Desafortunadamente, la región de Latinoamérica ha corroborado en lo reciente su reputación de ser una región altamente volátil. La crisis argentina ha sido lo suficientemente publicitada; Venezuela atraviesa por incertidumbre política y económica; y la moneda brasileña ya se ha devaluado un 54% a lo largo de este año de elecciones. ¿Significa esto que Latinoamérica ha perdido su atractivo para las reaseguradoras del negocio de vida que se habían enfocado en dicha región durante los pasados años?

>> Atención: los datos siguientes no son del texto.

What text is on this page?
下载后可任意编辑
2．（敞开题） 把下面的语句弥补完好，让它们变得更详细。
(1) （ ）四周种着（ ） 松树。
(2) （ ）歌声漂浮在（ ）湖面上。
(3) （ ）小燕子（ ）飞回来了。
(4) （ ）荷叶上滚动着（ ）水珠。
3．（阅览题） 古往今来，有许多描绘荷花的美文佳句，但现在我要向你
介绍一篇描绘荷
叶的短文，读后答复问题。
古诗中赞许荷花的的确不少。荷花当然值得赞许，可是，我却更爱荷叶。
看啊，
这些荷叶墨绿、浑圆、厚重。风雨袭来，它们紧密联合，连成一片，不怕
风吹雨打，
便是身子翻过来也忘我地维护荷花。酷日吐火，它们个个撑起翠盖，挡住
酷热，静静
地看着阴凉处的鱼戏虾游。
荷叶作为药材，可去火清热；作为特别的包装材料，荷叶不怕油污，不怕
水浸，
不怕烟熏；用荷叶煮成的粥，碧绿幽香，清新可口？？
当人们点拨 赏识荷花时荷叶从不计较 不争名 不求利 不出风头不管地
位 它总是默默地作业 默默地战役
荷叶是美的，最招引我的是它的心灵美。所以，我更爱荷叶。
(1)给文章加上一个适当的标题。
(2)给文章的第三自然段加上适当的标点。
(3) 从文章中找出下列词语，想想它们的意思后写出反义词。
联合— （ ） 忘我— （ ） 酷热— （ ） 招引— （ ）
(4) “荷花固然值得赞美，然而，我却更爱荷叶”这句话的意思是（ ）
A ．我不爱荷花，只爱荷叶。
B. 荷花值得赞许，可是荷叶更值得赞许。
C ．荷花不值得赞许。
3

Si comenzamos con echar una mirada a los fundamentos del cambio que ha azotado a la región durante la década pasada, entonces los elementos básicos siguen siendo atractivos. La enorme inversión por parte de aseguradoras extranjeras a lo largo y ancho de la región, ya sea poniendo en marcha operaciones propias in situ o comprando (si bien a veces a precios elevados) compañías locales, ha cambiado la estructura de la mayoría de los mercados locales y ha abierto la puerta a la innovación en lo que respecta a productos y su distribución. Los cambios en el ambiente regulatorio han permitido, por una parte, la apertura de los mercados, y por otra, han proporcionado un marco de regulación legal más profesional. Las reformas a los sistemas de seguridad social, y en especial las privatizaciones de los fondos de retiro en muchos países, han creado mercados considerables para las coberturas de mortalidad y de morbilidad y han ayudado a crear una emergente cultura para la adquisición de seguros. La demografía de la región ofrece un mercado potencialmente grande para los productos de protección de riesgos ya que la mayoría de los países tienen una base de población sumamente joven. En promedio, una tercera parte de la población tiene menos de 15 años de edad. Al mismo tiempo, la esperanza de vida se ha incrementado y continúa haciéndolo de manera dramática, por lo que el mercado para productos de retiro y de la tercera edad empezará a crecer en tanto que este segmento de la población aumente (en el año 2000 los de más de 60 años sumaban el 8% de la población; ello se incrementará a 14% antes del año 2025).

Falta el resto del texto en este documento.